This was the average tax refund last filing season
The biggest tax question on most people’s minds as filing season gets underway is whether they’ll get a refund or owe the IRS money.
The average tax refund last filing season
The average tax return for the 2021 tax year (taxes filed in 2022) was $3,039, a 7.5 percent increase from the previous year. As of April 22, 2022, nearly 88 million refunds were filed, amounting to more than $267 billion.
The average tax refund by year
Each year, taxes come out a little different. This is a result of many factors: tax requirements set by the government, unemployment rates and more. This is what the average tax refunds have looked like since 2015:
Tax filing season | Average tax refund (as of the week of April 15 that year) |
---|---|
2015 | $2,711 |
2016 | $2,757 |
2017 | $2,763 |
2018 | $2,780 |
2019 | $2,725 |
2020 | $2,748 (as of the week of July 15, 2020) |
2021 | $2,827 (as of the week of May 17, 2021) |
2022 | $3,012 (as of the week of April 18, 2022) |
Source: IRS
How tax refunds work
As a U.S. resident, you must pay a portion of all your earnings to the federal government to meet your tax obligation. Your employer is responsible for collecting taxes from every paycheck and paying the IRS on your behalf.

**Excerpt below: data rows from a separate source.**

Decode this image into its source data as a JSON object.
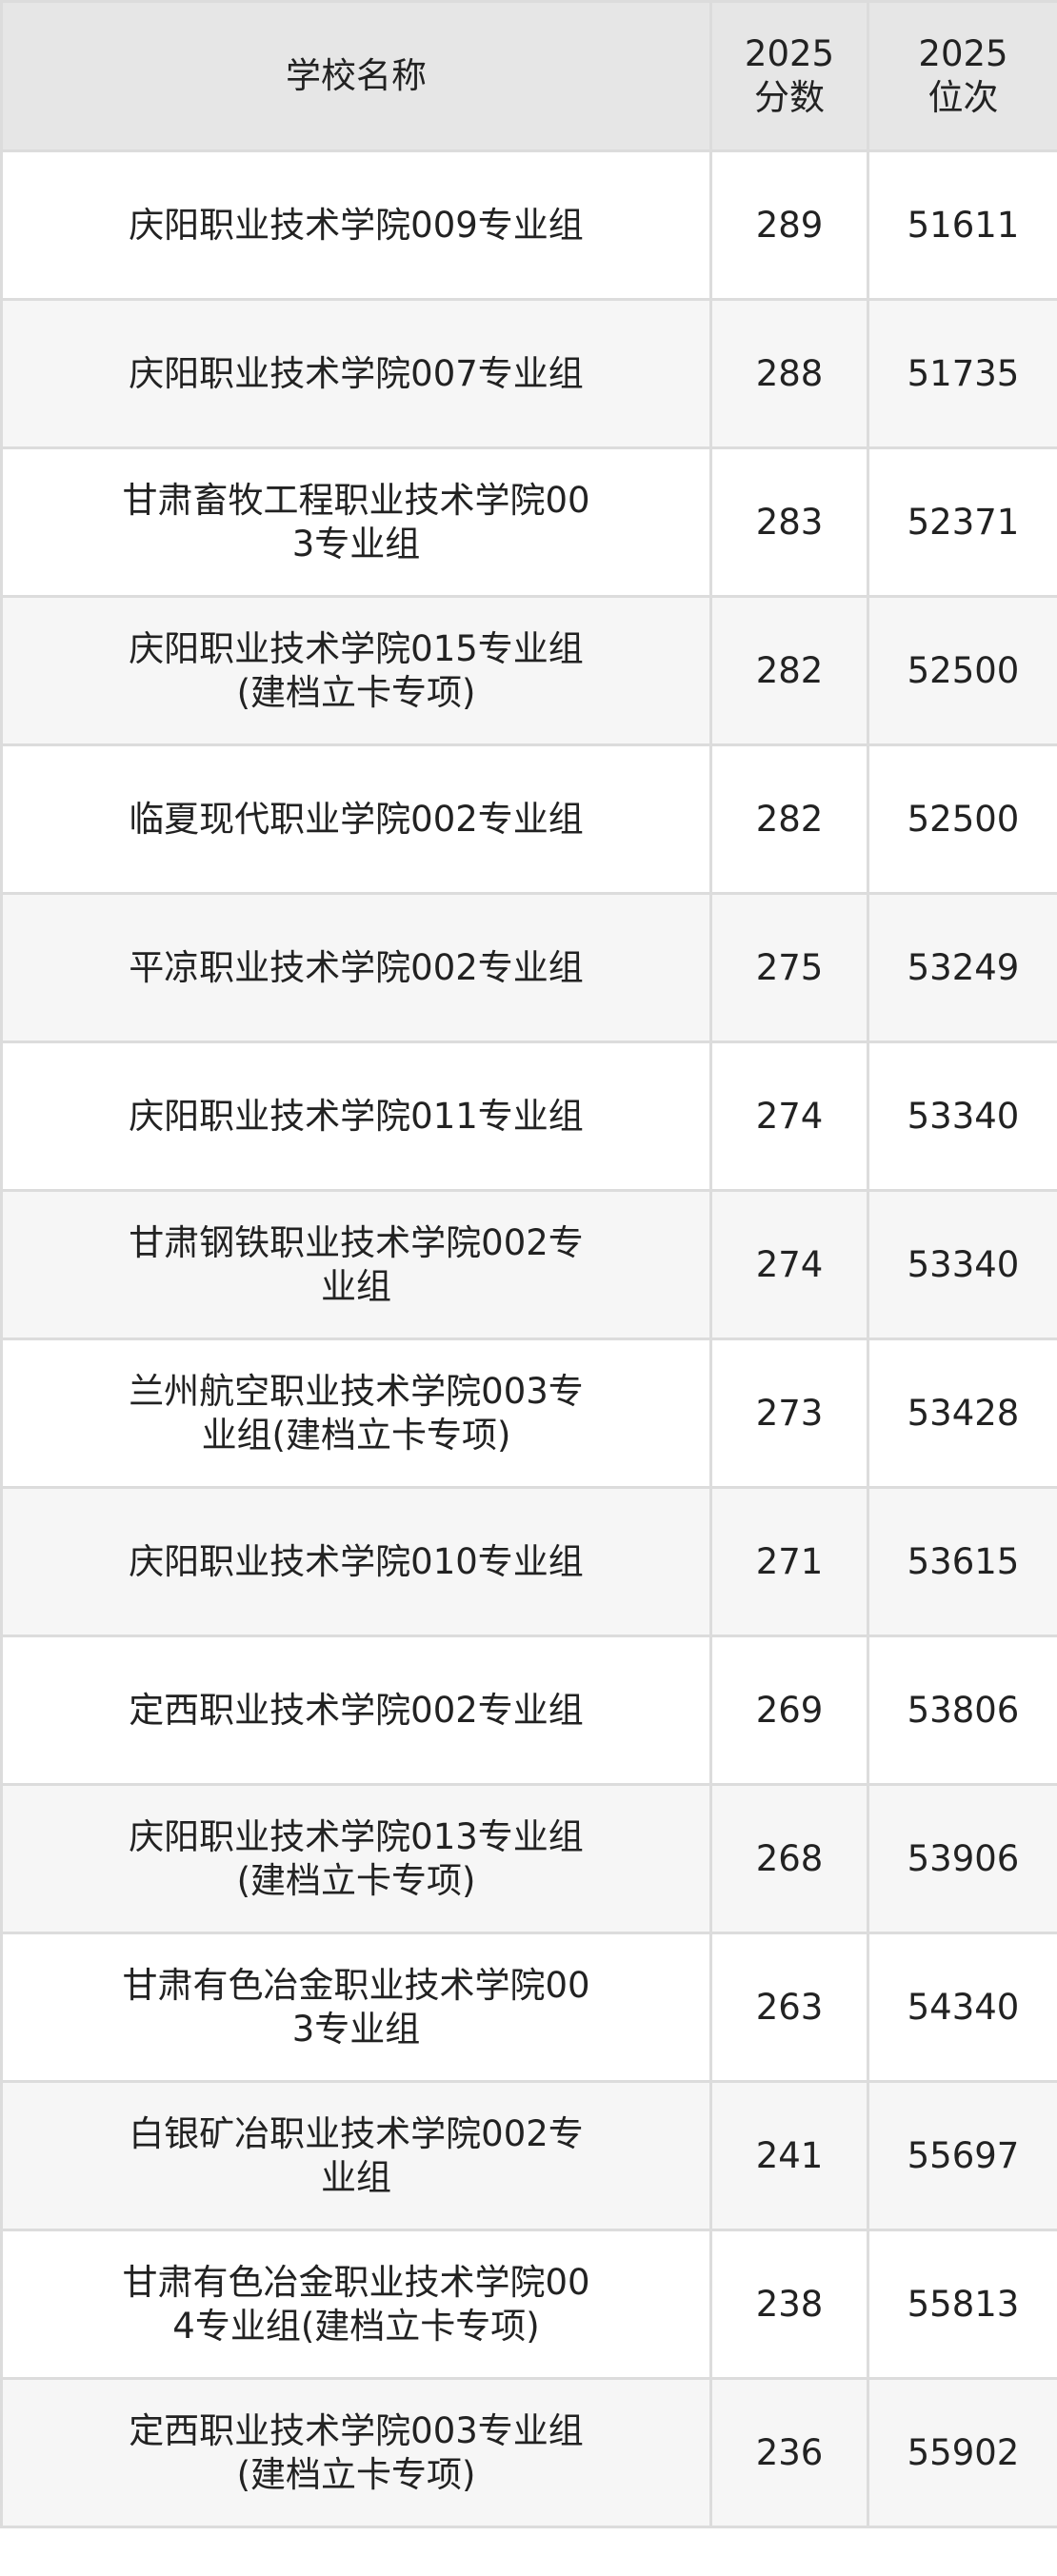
{
  "header": {
    "name": "学校名称",
    "score_year": "2025",
    "score_label": "分数",
    "rank_year": "2025",
    "rank_label": "位次"
  },
  "rows": [
    {
      "name": "庆阳职业技术学院009专业组",
      "score": "289",
      "rank": "51611"
    },
    {
      "name": "庆阳职业技术学院007专业组",
      "score": "288",
      "rank": "51735"
    },
    {
      "name": "甘肃畜牧工程职业技术学院003专业组",
      "score": "283",
      "rank": "52371"
    },
    {
      "name": "庆阳职业技术学院015专业组(建档立卡专项)",
      "score": "282",
      "rank": "52500"
    },
    {
      "name": "临夏现代职业学院002专业组",
      "score": "282",
      "rank": "52500"
    },
    {
      "name": "平凉职业技术学院002专业组",
      "score": "275",
      "rank": "53249"
    },
    {
      "name": "庆阳职业技术学院011专业组",
      "score": "274",
      "rank": "53340"
    },
    {
      "name": "甘肃钢铁职业技术学院002专业组",
      "score": "274",
      "rank": "53340"
    },
    {
      "name": "兰州航空职业技术学院003专业组(建档立卡专项)",
      "score": "273",
      "rank": "53428"
    },
    {
      "name": "庆阳职业技术学院010专业组",
      "score": "271",
      "rank": "53615"
    },
    {
      "name": "定西职业技术学院002专业组",
      "score": "269",
      "rank": "53806"
    },
    {
      "name": "庆阳职业技术学院013专业组(建档立卡专项)",
      "score": "268",
      "rank": "53906"
    },
    {
      "name": "甘肃有色冶金职业技术学院003专业组",
      "score": "263",
      "rank": "54340"
    },
    {
      "name": "白银矿冶职业技术学院002专业组",
      "score": "241",
      "rank": "55697"
    },
    {
      "name": "甘肃有色冶金职业技术学院004专业组(建档立卡专项)",
      "score": "238",
      "rank": "55813"
    },
    {
      "name": "定西职业技术学院003专业组(建档立卡专项)",
      "score": "236",
      "rank": "55902"
    }
  ]
}
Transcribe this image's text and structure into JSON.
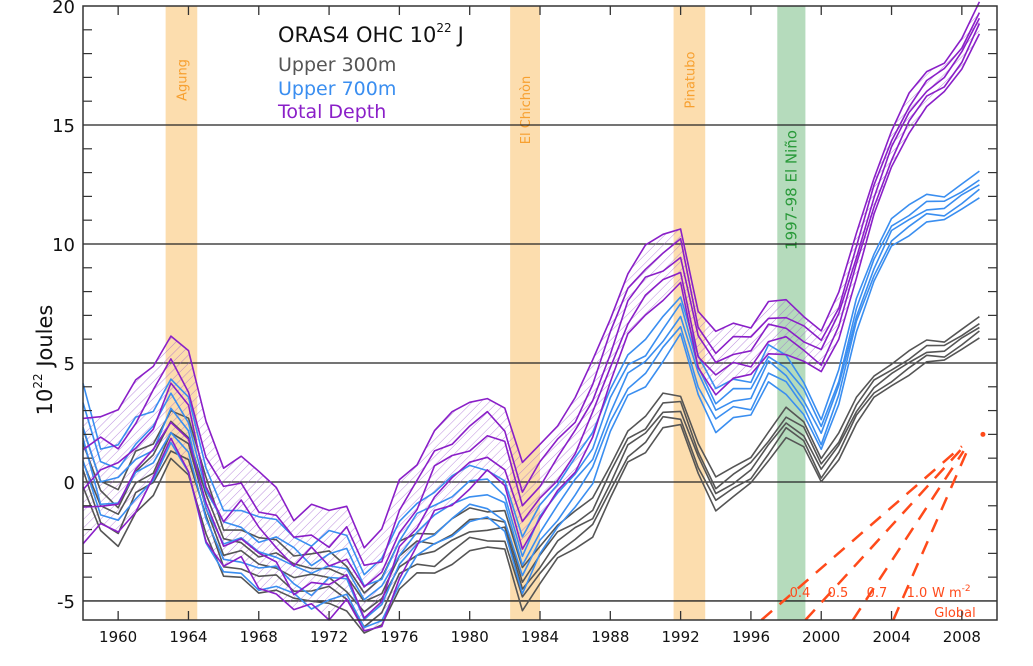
{
  "chart_data": {
    "type": "line",
    "title": "ORAS4  OHC  10",
    "title_superscript": "22",
    "title_unit": "J",
    "ylabel_base": "10",
    "ylabel_superscript": "22",
    "ylabel_text": " Joules",
    "xlim": [
      1958,
      2010
    ],
    "ylim": [
      -5.8,
      20
    ],
    "x_ticks": [
      1960,
      1964,
      1968,
      1972,
      1976,
      1980,
      1984,
      1988,
      1992,
      1996,
      2000,
      2004,
      2008
    ],
    "x_tick_labels": [
      "1960",
      "1964",
      "1968",
      "1972",
      "1976",
      "1980",
      "1984",
      "1988",
      "1992",
      "1996",
      "2000",
      "2004",
      "2008"
    ],
    "y_ticks": [
      20,
      15,
      10,
      5,
      0,
      -5
    ],
    "y_tick_labels": [
      "20",
      "15",
      "10",
      "5",
      "0",
      "-5"
    ],
    "grid": "horizontal at major y ticks",
    "legend_placement": "top-center",
    "bands": [
      {
        "label": "Agung",
        "start": 1962.7,
        "end": 1964.5,
        "color": "#fbd7a0",
        "text_color": "#f7a030"
      },
      {
        "label": "El Chichòn",
        "start": 1982.3,
        "end": 1984.0,
        "color": "#fbd7a0",
        "text_color": "#f7a030"
      },
      {
        "label": "Pinatubo",
        "start": 1991.6,
        "end": 1993.4,
        "color": "#fbd7a0",
        "text_color": "#f7a030"
      },
      {
        "label": "1997-98 El Niño",
        "start": 1997.5,
        "end": 1999.1,
        "color": "#a8d5b0",
        "text_color": "#2a9a3a"
      }
    ],
    "x": [
      1958,
      1959,
      1960,
      1961,
      1962,
      1963,
      1964,
      1965,
      1966,
      1967,
      1968,
      1969,
      1970,
      1971,
      1972,
      1973,
      1974,
      1975,
      1976,
      1977,
      1978,
      1979,
      1980,
      1981,
      1982,
      1983,
      1984,
      1985,
      1986,
      1987,
      1988,
      1989,
      1990,
      1991,
      1992,
      1993,
      1994,
      1995,
      1996,
      1997,
      1998,
      1999,
      2000,
      2001,
      2002,
      2003,
      2004,
      2005,
      2006,
      2007,
      2008,
      2009
    ],
    "series": [
      {
        "name": "Upper 300m",
        "color": "#555555",
        "spread": [
          1.2,
          0.4
        ],
        "values": [
          1,
          -1,
          -1.5,
          0,
          0.5,
          2,
          1.5,
          -1,
          -3,
          -3,
          -3.5,
          -3.5,
          -4,
          -4,
          -4,
          -4.5,
          -5.5,
          -5,
          -3.5,
          -3,
          -3,
          -2.5,
          -2,
          -2,
          -2,
          -4.5,
          -3.5,
          -2.5,
          -2,
          -1.5,
          0,
          1.5,
          2,
          3,
          3,
          1,
          -0.5,
          0,
          0.5,
          1.5,
          2.5,
          2,
          0.5,
          1.5,
          3,
          4,
          4.5,
          5,
          5.5,
          5.5,
          6,
          6.5
        ]
      },
      {
        "name": "Upper 700m",
        "color": "#3a8ef0",
        "spread": [
          1.6,
          0.5
        ],
        "values": [
          2.5,
          0,
          0,
          1,
          1.5,
          3,
          2,
          -1,
          -2.5,
          -2.5,
          -3,
          -3,
          -3.5,
          -4,
          -3.5,
          -3.5,
          -5,
          -4.5,
          -3,
          -2,
          -1.5,
          -1,
          -0.5,
          -0.5,
          -1,
          -3.5,
          -2,
          -1,
          0,
          1,
          3,
          4.5,
          5,
          6,
          7,
          4.5,
          3,
          3.5,
          3.5,
          5,
          4.5,
          3.5,
          2,
          4,
          7,
          9,
          10.5,
          11,
          11.5,
          11.5,
          12,
          12.5
        ]
      },
      {
        "name": "Total Depth",
        "color": "#8a1fc8",
        "spread": [
          2.6,
          0.6
        ],
        "values": [
          0,
          0.5,
          0.5,
          1.5,
          2.5,
          4,
          3,
          0,
          -1.5,
          -1,
          -2,
          -2.5,
          -3.5,
          -3,
          -3.5,
          -3,
          -4.5,
          -4,
          -2,
          -1,
          0.5,
          1,
          1.5,
          2,
          1.5,
          -1,
          0,
          1,
          2,
          3.5,
          5.5,
          7.5,
          8.5,
          9,
          9.5,
          6,
          5,
          5.5,
          5.5,
          6.5,
          6.5,
          6,
          5.5,
          7,
          9.5,
          12,
          14,
          15.5,
          16.5,
          17,
          18,
          19.5
        ]
      }
    ],
    "reference_lines": {
      "color": "#ff4a1a",
      "unit_label": "W m",
      "unit_superscript": "-2",
      "region_label": "Global",
      "lines": [
        {
          "label": "0.4",
          "start": [
            1996.6,
            -5.8
          ],
          "end": [
            2008.0,
            1.5
          ]
        },
        {
          "label": "0.5",
          "start": [
            1999.1,
            -5.8
          ],
          "end": [
            2008.0,
            1.4
          ]
        },
        {
          "label": "0.7",
          "start": [
            2001.8,
            -5.8
          ],
          "end": [
            2008.1,
            1.3
          ]
        },
        {
          "label": "1.0",
          "start": [
            2004.1,
            -5.8
          ],
          "end": [
            2008.3,
            1.3
          ]
        }
      ],
      "end_marker": [
        2009.2,
        2.0
      ]
    }
  }
}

How much you pay in federal withholding depends on your earnings and how you fill out IRS Form W-4, which goes to your employer and includes your filing status and number of dependents. The more dependents you claim, the more money you get to keep each pay period.
In addition, taxes for Social Security and Medicare are withheld from your check. These are called FICA (Federal Insurance Contributions Act) taxes. For 2022 taxes, the FICA tax rate is the same as the past year at 7.65 percent: 6.2 percent for Social Security (listed as OASDI on your pay stub) and 1.45 percent for Medicare.
There is a wage ceiling for Social Security taxes. For 2022, it’s $147,000, more than last year’s limit of $142,800. Gross income above that threshold is exempt.
When it’s time to file your taxes, you tally all your earnings, deductions and any tax credits you might have to see what your true tax obligation is for the year. If you had too much money withheld from your pay, the IRS owes you a refund. If too little was deducted from your pay, you will owe the IRS the difference.
Lower tax refunds can be a good thing
It’s nice to see a tax refund show up in your bank account, especially if it’s a sizable one. But a big refund means you are giving the IRS more money during the year than you have to. And when the IRS sends you a refund, it doesn’t come with interest.
On the other hand, if you owe the IRS at tax time, it means you’re not having enough taxes withheld from your pay throughout the year. While it may be nice to have the extra money every pay period, you’ll have to write a check to the IRS after paying employment taxes all year.
Ideally, you want your tax bill to come out to $0, or very close to it. If you’re paying the IRS too little or too much throughout the year, adjust your W-4. Use the IRS tax withholding estimator to figure out how many exemptions to claim.